Querying graphs in PathSys
BioNetSQL, our query language for interaction networks, has the flavor of SQL that can be queried on sets and bags of nodes, edges and their attributes, but additionally allows the returned values to be bags of paths, trees and graphs. Further, the language allows path, tree and graph operations. While a complete description of the language and the query evaluation process is beyond the scope of this paper, we present a few features of the language through one example where we use graph operations in the body of the query and the return data type is a graph. "Find networks of co-localized proteins that are parts of protein complex and are connected by either a 2-hybrid (y2h) edge or a coimmunoprecipitation (coIP) edge."
SELECT
graph(N2(n.name, n.source),
E2(e.label, e.source))
FROM
yeastGraphDBG1(N, E)
WHERE
n:N and c:N and e:E
and n.type << 'protein'
and c.type = 'protein complex'
and (e.label = 'y2h' or e.label = 'coIP')

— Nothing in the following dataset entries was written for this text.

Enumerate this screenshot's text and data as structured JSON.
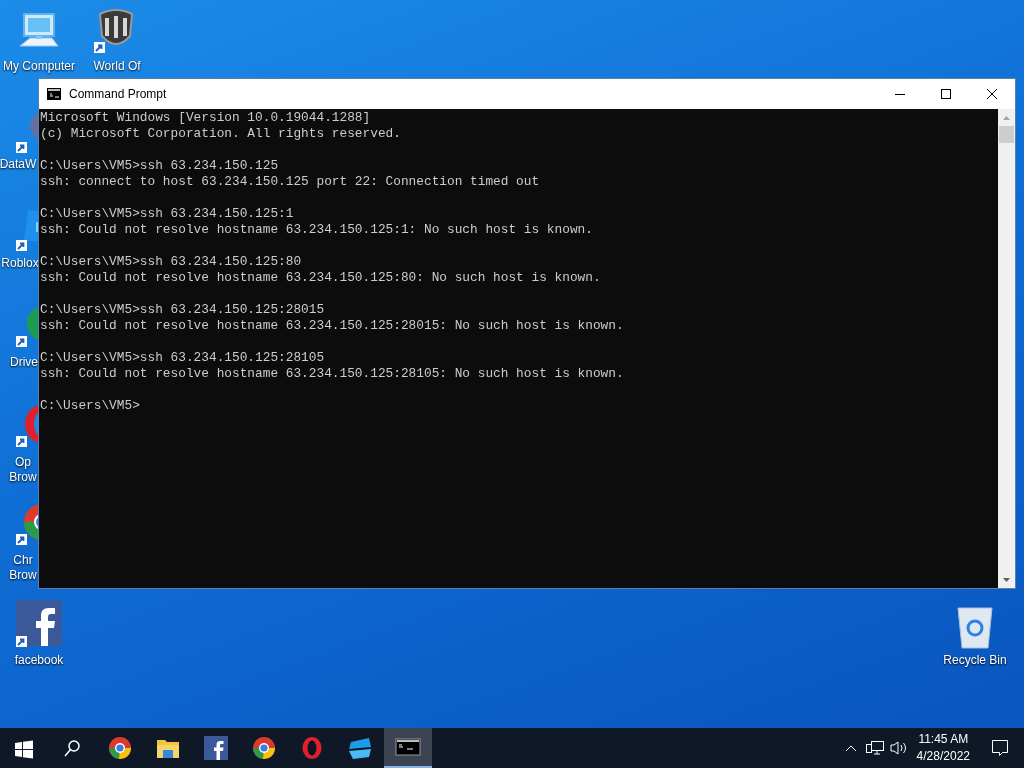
{
  "desktop_icons": [
    {
      "kind": "computer",
      "lines": [
        "My Computer"
      ],
      "shortcut": false
    },
    {
      "kind": "tanks",
      "lines": [
        "World Of"
      ],
      "shortcut": true
    },
    {
      "kind": "dataw",
      "lines": [
        "DataW"
      ],
      "shortcut": true
    },
    {
      "kind": "roblox",
      "lines": [
        "Roblox"
      ],
      "shortcut": true
    },
    {
      "kind": "drive",
      "lines": [
        "Drive"
      ],
      "shortcut": true
    },
    {
      "kind": "opera",
      "lines": [
        "Op",
        "Brow"
      ],
      "shortcut": true
    },
    {
      "kind": "chrome",
      "lines": [
        "Chr",
        "Brow"
      ],
      "shortcut": true
    },
    {
      "kind": "facebook",
      "lines": [
        "facebook"
      ],
      "shortcut": true
    },
    {
      "kind": "recycle",
      "lines": [
        "Recycle Bin"
      ],
      "shortcut": false
    }
  ],
  "window": {
    "title": "Command Prompt",
    "console_blocks": [
      [
        "Microsoft Windows [Version 10.0.19044.1288]",
        "(c) Microsoft Corporation. All rights reserved."
      ],
      [
        "C:\\Users\\VM5>ssh 63.234.150.125",
        "ssh: connect to host 63.234.150.125 port 22: Connection timed out"
      ],
      [
        "C:\\Users\\VM5>ssh 63.234.150.125:1",
        "ssh: Could not resolve hostname 63.234.150.125:1: No such host is known."
      ],
      [
        "C:\\Users\\VM5>ssh 63.234.150.125:80",
        "ssh: Could not resolve hostname 63.234.150.125:80: No such host is known."
      ],
      [
        "C:\\Users\\VM5>ssh 63.234.150.125:28015",
        "ssh: Could not resolve hostname 63.234.150.125:28015: No such host is known."
      ],
      [
        "C:\\Users\\VM5>ssh 63.234.150.125:28105",
        "ssh: Could not resolve hostname 63.234.150.125:28105: No such host is known."
      ],
      [
        "C:\\Users\\VM5>"
      ]
    ]
  },
  "taskbar": {
    "items": [
      {
        "kind": "start",
        "selected": false
      },
      {
        "kind": "search",
        "selected": false
      },
      {
        "kind": "chrome",
        "selected": false
      },
      {
        "kind": "explorer",
        "selected": false
      },
      {
        "kind": "facebook",
        "selected": false
      },
      {
        "kind": "chrome",
        "selected": false
      },
      {
        "kind": "opera",
        "selected": false
      },
      {
        "kind": "blueapp",
        "selected": false
      },
      {
        "kind": "cmd",
        "selected": true
      }
    ],
    "time": "11:45 AM",
    "date": "4/28/2022"
  }
}
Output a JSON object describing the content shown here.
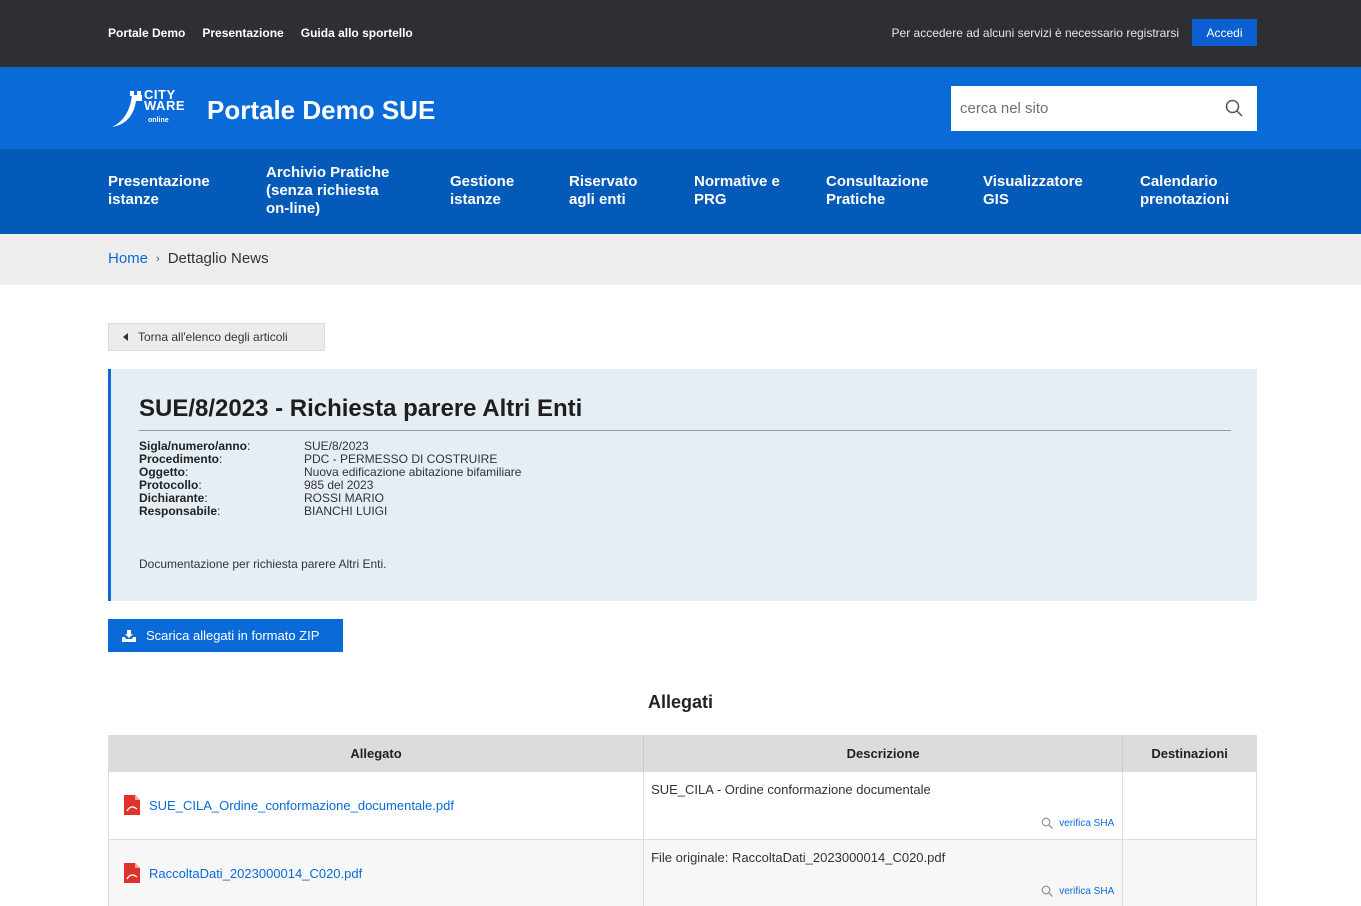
{
  "topbar": {
    "links": [
      "Portale Demo",
      "Presentazione",
      "Guida allo sportello"
    ],
    "notice": "Per accedere ad alcuni servizi è necessario registrarsi",
    "login_label": "Accedi"
  },
  "header": {
    "logo": {
      "line1": "CITY",
      "line2": "WARE",
      "line3": "online"
    },
    "title": "Portale Demo SUE",
    "search_placeholder": "cerca nel sito"
  },
  "nav": {
    "items": [
      {
        "label": "Presentazione istanze"
      },
      {
        "label": "Archivio Pratiche (senza richiesta on-line)"
      },
      {
        "label": "Gestione istanze"
      },
      {
        "label": "Riservato agli enti"
      },
      {
        "label": "Normative e PRG"
      },
      {
        "label": "Consultazione Pratiche"
      },
      {
        "label": "Visualizzatore GIS"
      },
      {
        "label": "Calendario prenotazioni"
      }
    ]
  },
  "breadcrumb": {
    "home": "Home",
    "separator": "›",
    "current": "Dettaglio News"
  },
  "back_label": "Torna all'elenco degli articoli",
  "panel": {
    "title": "SUE/8/2023 - Richiesta parere Altri Enti",
    "details": [
      {
        "label": "Sigla/numero/anno",
        "value": "SUE/8/2023"
      },
      {
        "label": "Procedimento",
        "value": "PDC - PERMESSO DI COSTRUIRE"
      },
      {
        "label": "Oggetto",
        "value": "Nuova edificazione abitazione bifamiliare"
      },
      {
        "label": "Protocollo",
        "value": "985 del 2023"
      },
      {
        "label": "Dichiarante",
        "value": "ROSSI MARIO"
      },
      {
        "label": "Responsabile",
        "value": "BIANCHI LUIGI"
      }
    ],
    "description": "Documentazione per richiesta parere Altri Enti."
  },
  "zip_label": "Scarica allegati in formato ZIP",
  "attachments": {
    "title": "Allegati",
    "headers": [
      "Allegato",
      "Descrizione",
      "Destinazioni"
    ],
    "sha_label": "verifica SHA",
    "rows": [
      {
        "file": "SUE_CILA_Ordine_conformazione_documentale.pdf",
        "description": "SUE_CILA - Ordine conformazione documentale",
        "destinations": ""
      },
      {
        "file": "RaccoltaDati_2023000014_C020.pdf",
        "description": "File originale: RaccoltaDati_2023000014_C020.pdf",
        "destinations": ""
      }
    ]
  },
  "colors": {
    "topbar": "#2d2f32",
    "header": "#0a6ad8",
    "nav": "#045ab9",
    "accent": "#0a6ad8",
    "panel": "#e5eef5"
  }
}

and pathExpr(G1, c// [member of]n) = true
The query declares a variable c whose type is protein complex. The query returns a graph whose nodes n should be tuples with the attributes name and source (i.e., data source), and whose edges e has a label and a source from which that edge is known. Recall that the system will convert this to a query on a connector node. The << operation specifies that the type of the node is "under" "protein" in the node type hierarchy N. The last line reads as "n has an edge whose label has the value member, and this edge points to c", where c is declared above. Note that we did not mention the relationship between nodes n and edges e, namely, an instance of the returned edge set e connects instances of the returned node set n. This constraint, expressed as n.edge = e, is implied by the construct of line 2, where n and e are constrained to be parts of the same graph. For more features of the language and examples see supplemental material.